Traditionally, America’s small business engine has been unbreakable, with new entrepreneurs constantly replenishing and growing the national stock. Yet bringing small businesses back this time may not be a given. With many of them barely keeping their doors open after a year of unprecedented turmoil, bad government policies like proposed tax increases and regulations threaten to put them out of business for good.  

President Biden recently announced massive new tax increases, which would hit this sector hard if enacted. Most small businesses are structured as pass-through entities and pay taxes at individual rates, which if raised as the president demands will take funds out of employers’ pockets.  

Additionally, the president  reportedly may curtail the 20% small business tax deduction, passed as part of the Tax Cuts and Jobs Act, ending a popular provision that small businesses use to better compete with their big business and international counterparts. Roughly 15 million small businesses rely on this deduction each year.  
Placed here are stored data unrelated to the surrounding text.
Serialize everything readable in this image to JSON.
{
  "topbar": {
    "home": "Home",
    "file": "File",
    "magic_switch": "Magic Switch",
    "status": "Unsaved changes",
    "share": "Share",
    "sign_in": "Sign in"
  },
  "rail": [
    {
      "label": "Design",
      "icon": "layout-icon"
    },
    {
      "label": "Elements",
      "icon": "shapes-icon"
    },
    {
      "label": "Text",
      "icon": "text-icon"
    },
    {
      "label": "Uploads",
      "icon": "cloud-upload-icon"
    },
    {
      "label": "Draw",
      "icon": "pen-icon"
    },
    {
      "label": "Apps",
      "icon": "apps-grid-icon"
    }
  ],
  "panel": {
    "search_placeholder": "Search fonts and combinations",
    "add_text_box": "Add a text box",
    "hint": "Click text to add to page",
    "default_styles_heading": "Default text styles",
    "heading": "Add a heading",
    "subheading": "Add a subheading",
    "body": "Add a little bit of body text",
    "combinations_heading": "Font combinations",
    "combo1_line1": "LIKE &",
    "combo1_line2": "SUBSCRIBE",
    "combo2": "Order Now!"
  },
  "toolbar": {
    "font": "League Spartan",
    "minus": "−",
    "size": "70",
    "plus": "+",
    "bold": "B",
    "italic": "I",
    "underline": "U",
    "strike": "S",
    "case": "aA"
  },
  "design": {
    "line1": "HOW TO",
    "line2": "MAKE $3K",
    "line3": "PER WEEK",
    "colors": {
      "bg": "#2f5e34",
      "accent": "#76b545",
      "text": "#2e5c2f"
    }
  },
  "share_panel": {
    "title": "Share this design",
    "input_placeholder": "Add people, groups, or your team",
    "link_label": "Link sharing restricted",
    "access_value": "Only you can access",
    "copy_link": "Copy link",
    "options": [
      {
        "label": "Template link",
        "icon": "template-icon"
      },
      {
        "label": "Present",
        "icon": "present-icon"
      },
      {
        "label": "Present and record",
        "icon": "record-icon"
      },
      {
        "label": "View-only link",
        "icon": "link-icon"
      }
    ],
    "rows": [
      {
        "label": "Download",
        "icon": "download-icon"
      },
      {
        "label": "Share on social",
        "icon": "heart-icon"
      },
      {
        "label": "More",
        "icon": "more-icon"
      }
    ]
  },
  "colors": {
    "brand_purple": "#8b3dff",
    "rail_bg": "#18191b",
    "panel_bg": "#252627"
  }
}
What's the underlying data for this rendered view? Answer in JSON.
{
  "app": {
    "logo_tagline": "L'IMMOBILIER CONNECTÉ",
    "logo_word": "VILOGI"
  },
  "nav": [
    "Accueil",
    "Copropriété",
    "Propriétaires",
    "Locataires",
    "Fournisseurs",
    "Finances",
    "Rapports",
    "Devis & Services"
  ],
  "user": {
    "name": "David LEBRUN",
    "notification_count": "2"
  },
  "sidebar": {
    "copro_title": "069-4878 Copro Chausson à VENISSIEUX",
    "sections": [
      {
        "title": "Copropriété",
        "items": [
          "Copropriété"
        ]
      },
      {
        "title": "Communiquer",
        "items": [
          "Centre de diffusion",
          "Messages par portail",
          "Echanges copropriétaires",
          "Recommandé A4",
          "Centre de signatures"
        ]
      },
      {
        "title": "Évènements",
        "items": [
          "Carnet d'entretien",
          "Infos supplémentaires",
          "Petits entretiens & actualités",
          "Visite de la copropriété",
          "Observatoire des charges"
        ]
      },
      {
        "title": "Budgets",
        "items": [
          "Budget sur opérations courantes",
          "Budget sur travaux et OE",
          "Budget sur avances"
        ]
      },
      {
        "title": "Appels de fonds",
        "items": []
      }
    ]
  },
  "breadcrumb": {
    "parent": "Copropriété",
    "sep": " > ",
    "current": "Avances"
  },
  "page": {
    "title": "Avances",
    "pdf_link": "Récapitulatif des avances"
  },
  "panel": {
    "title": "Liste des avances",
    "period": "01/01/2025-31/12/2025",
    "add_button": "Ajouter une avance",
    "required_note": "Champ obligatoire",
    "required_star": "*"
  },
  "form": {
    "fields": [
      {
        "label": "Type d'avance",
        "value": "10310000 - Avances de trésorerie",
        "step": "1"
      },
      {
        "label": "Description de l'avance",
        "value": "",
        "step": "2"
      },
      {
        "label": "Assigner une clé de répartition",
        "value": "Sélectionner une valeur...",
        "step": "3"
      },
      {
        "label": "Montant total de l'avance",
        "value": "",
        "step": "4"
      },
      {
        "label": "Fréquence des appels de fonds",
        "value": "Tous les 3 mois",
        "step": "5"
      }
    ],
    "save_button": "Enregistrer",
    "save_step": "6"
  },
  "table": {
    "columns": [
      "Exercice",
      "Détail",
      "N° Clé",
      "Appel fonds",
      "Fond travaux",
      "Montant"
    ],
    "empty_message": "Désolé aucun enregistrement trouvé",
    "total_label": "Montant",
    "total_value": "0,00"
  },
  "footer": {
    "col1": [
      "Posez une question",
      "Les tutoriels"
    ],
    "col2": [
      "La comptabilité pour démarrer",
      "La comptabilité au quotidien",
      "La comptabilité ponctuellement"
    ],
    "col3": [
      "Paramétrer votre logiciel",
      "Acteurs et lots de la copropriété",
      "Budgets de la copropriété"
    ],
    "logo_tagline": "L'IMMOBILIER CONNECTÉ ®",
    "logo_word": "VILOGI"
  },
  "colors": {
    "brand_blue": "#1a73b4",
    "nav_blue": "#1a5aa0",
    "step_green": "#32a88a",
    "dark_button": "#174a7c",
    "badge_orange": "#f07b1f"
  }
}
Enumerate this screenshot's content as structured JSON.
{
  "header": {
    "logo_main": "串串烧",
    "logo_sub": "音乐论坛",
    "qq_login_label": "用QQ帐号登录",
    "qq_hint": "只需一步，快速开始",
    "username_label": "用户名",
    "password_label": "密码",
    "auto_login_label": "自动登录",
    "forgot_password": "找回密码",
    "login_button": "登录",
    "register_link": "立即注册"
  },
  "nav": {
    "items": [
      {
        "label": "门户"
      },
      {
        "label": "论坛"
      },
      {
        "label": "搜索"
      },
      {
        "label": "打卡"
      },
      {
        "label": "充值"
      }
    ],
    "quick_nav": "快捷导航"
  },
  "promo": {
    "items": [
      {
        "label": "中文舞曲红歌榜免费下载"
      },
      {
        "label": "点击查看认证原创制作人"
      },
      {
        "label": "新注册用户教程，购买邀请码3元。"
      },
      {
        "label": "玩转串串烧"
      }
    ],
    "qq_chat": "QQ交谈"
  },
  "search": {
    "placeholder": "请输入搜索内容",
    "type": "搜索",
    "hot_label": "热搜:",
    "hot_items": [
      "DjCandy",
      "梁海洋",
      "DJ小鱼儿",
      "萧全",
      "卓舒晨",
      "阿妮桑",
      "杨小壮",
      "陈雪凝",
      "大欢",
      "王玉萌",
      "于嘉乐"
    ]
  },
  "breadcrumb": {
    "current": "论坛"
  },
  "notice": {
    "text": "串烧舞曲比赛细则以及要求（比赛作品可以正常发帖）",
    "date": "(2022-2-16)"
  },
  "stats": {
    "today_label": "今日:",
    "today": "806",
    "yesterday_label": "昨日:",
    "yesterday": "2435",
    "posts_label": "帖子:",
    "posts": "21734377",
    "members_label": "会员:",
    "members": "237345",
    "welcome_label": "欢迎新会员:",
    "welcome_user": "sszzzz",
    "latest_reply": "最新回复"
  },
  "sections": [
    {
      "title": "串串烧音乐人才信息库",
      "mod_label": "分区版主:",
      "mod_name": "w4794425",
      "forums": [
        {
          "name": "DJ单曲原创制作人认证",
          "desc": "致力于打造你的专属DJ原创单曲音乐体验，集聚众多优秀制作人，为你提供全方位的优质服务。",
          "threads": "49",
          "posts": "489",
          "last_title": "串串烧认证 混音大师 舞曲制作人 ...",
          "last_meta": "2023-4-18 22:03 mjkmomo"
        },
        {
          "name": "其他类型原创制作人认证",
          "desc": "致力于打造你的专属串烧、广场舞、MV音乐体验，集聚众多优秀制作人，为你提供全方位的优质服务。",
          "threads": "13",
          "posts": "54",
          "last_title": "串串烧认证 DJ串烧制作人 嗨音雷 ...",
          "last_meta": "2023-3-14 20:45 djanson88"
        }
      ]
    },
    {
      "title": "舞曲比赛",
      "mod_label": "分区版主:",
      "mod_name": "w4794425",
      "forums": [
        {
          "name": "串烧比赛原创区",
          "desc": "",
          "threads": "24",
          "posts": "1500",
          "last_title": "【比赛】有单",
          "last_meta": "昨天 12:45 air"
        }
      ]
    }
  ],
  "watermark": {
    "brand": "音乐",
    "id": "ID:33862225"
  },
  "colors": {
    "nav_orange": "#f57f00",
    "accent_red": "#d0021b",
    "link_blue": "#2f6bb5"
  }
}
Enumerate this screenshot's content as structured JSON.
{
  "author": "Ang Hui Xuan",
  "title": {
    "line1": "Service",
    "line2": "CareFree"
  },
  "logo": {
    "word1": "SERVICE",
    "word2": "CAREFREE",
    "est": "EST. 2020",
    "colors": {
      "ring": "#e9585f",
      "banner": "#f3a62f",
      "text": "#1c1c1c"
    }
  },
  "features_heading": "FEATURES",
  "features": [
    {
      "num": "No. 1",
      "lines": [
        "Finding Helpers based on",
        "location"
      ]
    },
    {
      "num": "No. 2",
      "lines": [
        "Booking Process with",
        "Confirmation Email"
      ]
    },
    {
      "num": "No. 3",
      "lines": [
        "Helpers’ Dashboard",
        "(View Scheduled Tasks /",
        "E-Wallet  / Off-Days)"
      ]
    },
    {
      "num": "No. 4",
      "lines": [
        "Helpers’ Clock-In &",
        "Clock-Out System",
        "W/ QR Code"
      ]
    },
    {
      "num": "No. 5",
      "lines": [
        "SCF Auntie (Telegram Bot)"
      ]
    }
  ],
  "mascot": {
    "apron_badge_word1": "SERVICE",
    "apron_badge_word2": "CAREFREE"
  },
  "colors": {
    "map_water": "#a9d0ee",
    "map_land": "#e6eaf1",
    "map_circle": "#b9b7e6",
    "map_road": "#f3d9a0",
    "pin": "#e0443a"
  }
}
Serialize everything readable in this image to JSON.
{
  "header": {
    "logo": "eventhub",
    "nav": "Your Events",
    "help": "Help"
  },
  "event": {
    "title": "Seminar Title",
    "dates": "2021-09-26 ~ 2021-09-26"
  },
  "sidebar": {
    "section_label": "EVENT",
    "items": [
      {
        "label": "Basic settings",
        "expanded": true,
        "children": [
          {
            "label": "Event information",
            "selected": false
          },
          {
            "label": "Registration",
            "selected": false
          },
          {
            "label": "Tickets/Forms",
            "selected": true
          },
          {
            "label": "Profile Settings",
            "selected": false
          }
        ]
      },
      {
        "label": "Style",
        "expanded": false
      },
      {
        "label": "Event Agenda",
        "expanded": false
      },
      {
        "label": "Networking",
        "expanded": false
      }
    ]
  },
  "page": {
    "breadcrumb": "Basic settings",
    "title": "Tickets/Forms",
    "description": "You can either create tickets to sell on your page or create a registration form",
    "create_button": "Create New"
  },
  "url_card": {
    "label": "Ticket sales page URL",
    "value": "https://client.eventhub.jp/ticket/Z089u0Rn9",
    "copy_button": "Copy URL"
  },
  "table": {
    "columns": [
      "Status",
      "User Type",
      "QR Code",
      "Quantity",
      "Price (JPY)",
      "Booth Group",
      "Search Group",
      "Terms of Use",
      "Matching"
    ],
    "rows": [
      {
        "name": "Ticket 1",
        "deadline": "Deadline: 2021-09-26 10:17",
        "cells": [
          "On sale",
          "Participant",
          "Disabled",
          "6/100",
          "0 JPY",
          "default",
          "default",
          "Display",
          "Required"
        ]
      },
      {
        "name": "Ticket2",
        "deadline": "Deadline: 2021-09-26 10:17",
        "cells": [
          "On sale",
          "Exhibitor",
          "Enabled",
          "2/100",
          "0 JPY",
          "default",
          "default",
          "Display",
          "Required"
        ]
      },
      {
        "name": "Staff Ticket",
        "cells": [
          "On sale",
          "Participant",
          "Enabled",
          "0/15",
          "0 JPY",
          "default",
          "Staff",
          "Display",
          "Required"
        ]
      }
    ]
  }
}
The consequences of these tax increases? Less money for small businesses to maintain operations, boost employee wages, or expand into new product lines. These tax increases would hoover money out of communities that need it and send it to Washington, D.C., which doesn’t.  

Then there are the seemingly endless regulations proposed by Washington Democrats. For instance, they are desperately trying to figure out a way to pass a $15 minimum wage, which would crush some neighborhood small businesses and make it more difficult for others to hire.  

According to a recent report by the Congressional Budget Office, a $15 minimum wage would cost as many as 2.7 million jobs across the country. In California, we’ve seen the consequences of a $15 minimum wage to low-margin businesses like restaurants, day-care centers, and dry cleaners firsthand. Tragically, such mandates disproportionately impact minority-owned small businesses, which generally operate on lower margins and whose customers tend to be more price-sensitive.  

Then there’s the PRO Act, which recently passed the House of Representatives. This bill would attack millions of sole proprietors, attempting to force these entrepreneurs to become employees. California tried this tactic with state legislation known as AB5, and it has backfired immensely, ending business opportunities for many self-employed individuals who ran afoul of its provisions. 

Rather than outlawing work arrangements and taking more of employers’ earnings, Congress should come together in a bipartisan fashion to develop strategies to prepare our workforce and economy for the jobs of tomorrow. By focusing on skills training through apprentice programs, community colleges, and public and charter schools – while keeping career pathways open – we can bring small businesses back, and they can launch the economy to new heights in the process.